Historical Considerations

    As a beginning point in considering the issue at hand, it will be helpful to let some of those who represent the other side of this debate speak for themselves.  This position that will be described has been known by such names or labels as Antinomian, Sandemanian, non-lordship salvation, and free grace theology.  Church historians and theologians tell us that this debate surfaced long before our day in Scotland in the ministries of Archibald McLean, John Glass, and his son-in-law, Robert Sandeman, around 1800.[7] These three are very important figures in the formation of the group first known as Scotch Baptists in Scotland.  The English Baptist theologian and missionary statesman, Andrew Fuller, reluctantly took up his pen against this movement (he was a pastor and president of the Particular Baptist Society for the Propagation of the Gospel among the Heathen, that sent and supported William Carey). Concerning Fuller’s article written in 1810, entitled “Strictures on Sandemainism in Twelve Letters to a Friend,”[8] one British scholar wrote, “it is generally agreed that Fuller more or less demolished Sandemainism in those twelve letters.”[9] These letters are biblical, fair, and show well-reasoned orthodox theology in its finest form.  They deserve to read and studied by every Baptist.
 

    According to Andrew Fuller, McLean and Robert Sandeman liked to use the phrases “simple truth” and “simple belief.”[10]  Sandeman taught that justifying faith is “the bare belief of the bare truth; by which definition he intends, as it would seem, to exclude from it every thing pertaining to the will and the affections, except as effects produced by it.”[11] 

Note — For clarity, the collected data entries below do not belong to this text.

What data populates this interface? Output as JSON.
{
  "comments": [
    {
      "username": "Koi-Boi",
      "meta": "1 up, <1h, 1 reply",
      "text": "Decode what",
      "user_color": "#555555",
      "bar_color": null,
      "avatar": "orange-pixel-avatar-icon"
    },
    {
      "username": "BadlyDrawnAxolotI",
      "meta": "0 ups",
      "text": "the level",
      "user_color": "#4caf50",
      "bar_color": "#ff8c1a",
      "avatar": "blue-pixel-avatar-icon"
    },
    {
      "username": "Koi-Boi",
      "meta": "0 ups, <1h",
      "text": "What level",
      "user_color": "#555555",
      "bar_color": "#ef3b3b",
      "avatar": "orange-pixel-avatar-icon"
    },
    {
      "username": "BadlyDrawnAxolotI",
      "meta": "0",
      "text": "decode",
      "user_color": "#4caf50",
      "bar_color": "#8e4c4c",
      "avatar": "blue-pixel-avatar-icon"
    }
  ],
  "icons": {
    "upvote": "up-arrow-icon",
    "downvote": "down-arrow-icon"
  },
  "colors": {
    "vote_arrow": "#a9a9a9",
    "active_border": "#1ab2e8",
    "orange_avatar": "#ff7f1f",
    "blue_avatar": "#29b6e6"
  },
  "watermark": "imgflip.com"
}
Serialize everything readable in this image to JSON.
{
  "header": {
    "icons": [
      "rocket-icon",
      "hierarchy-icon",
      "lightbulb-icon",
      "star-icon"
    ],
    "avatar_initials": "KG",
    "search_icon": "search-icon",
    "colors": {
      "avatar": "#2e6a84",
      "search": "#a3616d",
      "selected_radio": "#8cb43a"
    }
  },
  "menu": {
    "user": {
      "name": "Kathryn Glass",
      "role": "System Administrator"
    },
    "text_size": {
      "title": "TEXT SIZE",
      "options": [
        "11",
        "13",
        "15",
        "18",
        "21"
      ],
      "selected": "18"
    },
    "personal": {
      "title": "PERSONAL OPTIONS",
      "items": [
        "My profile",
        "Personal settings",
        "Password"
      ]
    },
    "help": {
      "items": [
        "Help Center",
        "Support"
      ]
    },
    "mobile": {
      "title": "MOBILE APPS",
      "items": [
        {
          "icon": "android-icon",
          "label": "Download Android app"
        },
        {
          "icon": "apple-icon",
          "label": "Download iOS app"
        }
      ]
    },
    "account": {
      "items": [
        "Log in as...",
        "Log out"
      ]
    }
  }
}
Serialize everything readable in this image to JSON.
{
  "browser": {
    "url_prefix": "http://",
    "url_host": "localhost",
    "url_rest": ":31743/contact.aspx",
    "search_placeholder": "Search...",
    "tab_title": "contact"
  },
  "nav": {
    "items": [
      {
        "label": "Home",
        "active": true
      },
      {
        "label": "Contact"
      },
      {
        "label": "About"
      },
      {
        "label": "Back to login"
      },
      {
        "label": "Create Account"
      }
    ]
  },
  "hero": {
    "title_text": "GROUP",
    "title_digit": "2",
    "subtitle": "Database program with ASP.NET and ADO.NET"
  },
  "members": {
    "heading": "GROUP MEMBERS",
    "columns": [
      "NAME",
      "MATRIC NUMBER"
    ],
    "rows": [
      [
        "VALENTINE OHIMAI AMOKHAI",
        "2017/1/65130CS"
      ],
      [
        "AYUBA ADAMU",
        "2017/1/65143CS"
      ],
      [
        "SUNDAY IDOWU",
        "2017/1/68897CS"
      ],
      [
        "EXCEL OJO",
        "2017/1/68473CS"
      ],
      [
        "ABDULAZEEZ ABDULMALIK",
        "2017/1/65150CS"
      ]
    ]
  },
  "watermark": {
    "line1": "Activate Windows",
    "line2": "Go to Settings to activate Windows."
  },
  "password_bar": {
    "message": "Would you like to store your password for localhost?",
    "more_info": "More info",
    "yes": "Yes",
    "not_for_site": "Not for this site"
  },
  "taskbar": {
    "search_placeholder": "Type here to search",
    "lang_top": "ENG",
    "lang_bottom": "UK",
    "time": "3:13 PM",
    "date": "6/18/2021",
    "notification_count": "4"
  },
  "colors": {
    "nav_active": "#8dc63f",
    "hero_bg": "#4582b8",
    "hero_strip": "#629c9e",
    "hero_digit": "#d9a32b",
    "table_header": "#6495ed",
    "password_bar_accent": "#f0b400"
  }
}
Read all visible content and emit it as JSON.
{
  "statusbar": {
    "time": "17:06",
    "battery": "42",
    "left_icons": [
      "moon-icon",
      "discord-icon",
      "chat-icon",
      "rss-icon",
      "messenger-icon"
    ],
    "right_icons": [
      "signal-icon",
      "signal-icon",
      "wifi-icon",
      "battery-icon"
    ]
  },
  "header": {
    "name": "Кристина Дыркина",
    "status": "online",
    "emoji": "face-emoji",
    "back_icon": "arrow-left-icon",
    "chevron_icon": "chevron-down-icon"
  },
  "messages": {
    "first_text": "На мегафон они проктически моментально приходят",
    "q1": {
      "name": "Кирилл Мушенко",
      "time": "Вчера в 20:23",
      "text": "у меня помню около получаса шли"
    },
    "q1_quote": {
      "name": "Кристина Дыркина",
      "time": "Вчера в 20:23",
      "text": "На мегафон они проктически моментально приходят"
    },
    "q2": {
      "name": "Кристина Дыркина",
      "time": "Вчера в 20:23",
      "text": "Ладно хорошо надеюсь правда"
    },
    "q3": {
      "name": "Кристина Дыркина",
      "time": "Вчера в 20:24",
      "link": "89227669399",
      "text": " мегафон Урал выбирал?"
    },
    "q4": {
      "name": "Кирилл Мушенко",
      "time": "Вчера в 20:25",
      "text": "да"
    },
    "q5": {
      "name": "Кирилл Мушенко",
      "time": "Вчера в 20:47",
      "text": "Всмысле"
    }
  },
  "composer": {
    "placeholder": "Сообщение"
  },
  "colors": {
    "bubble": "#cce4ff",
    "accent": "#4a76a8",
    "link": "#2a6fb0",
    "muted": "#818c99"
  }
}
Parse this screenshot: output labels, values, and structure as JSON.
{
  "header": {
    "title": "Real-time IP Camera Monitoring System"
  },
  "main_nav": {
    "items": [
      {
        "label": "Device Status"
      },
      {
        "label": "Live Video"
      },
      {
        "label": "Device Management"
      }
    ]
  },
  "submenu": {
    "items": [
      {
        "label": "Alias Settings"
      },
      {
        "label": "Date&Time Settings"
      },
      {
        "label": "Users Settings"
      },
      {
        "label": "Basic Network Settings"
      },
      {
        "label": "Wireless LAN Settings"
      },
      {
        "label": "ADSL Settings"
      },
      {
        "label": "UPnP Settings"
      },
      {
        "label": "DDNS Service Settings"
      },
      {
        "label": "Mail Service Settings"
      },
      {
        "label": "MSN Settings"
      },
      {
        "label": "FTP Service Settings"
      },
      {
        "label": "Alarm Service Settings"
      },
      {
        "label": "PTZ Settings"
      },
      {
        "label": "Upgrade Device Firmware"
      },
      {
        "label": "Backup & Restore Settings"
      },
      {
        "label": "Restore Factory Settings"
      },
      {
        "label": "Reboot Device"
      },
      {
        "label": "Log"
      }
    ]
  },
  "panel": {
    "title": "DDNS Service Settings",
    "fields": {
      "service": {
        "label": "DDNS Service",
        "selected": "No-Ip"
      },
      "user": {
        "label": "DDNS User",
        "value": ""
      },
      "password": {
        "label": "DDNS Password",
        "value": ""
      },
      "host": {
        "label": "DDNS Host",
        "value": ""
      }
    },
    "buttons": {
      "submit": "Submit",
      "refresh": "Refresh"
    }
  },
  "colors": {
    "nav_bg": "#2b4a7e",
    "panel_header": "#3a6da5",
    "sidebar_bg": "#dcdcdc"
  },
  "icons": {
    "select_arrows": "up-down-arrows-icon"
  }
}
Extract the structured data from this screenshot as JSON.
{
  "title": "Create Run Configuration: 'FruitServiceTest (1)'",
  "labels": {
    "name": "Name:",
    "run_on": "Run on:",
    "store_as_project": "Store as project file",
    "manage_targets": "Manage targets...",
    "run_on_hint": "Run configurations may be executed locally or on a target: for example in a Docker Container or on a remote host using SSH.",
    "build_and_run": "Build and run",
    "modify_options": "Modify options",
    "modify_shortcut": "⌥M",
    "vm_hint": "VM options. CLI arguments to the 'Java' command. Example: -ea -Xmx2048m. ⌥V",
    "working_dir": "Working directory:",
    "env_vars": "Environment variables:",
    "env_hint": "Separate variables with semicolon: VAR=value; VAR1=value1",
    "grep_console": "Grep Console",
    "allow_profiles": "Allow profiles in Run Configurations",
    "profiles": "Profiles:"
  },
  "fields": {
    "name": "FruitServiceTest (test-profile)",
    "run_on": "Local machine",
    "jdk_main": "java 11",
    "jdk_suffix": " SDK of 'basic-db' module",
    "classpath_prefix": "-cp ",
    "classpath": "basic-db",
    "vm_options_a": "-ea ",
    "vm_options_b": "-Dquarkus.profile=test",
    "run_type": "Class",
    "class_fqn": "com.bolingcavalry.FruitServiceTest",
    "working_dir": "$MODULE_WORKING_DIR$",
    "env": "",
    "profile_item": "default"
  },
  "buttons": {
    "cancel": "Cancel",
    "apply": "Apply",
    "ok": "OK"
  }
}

   Likewise, Sandeman had written, “Everyone who obtains a just notion of the  person and work of Christ, or whose notion corresponds to what is testified of him, is justified, and finds peace with God simply by that notion.”[12]  The mind in the saving transaction is totally passive and does not actively receive this new truth or embrace it in any way.[13]  His position is sufficiently clear.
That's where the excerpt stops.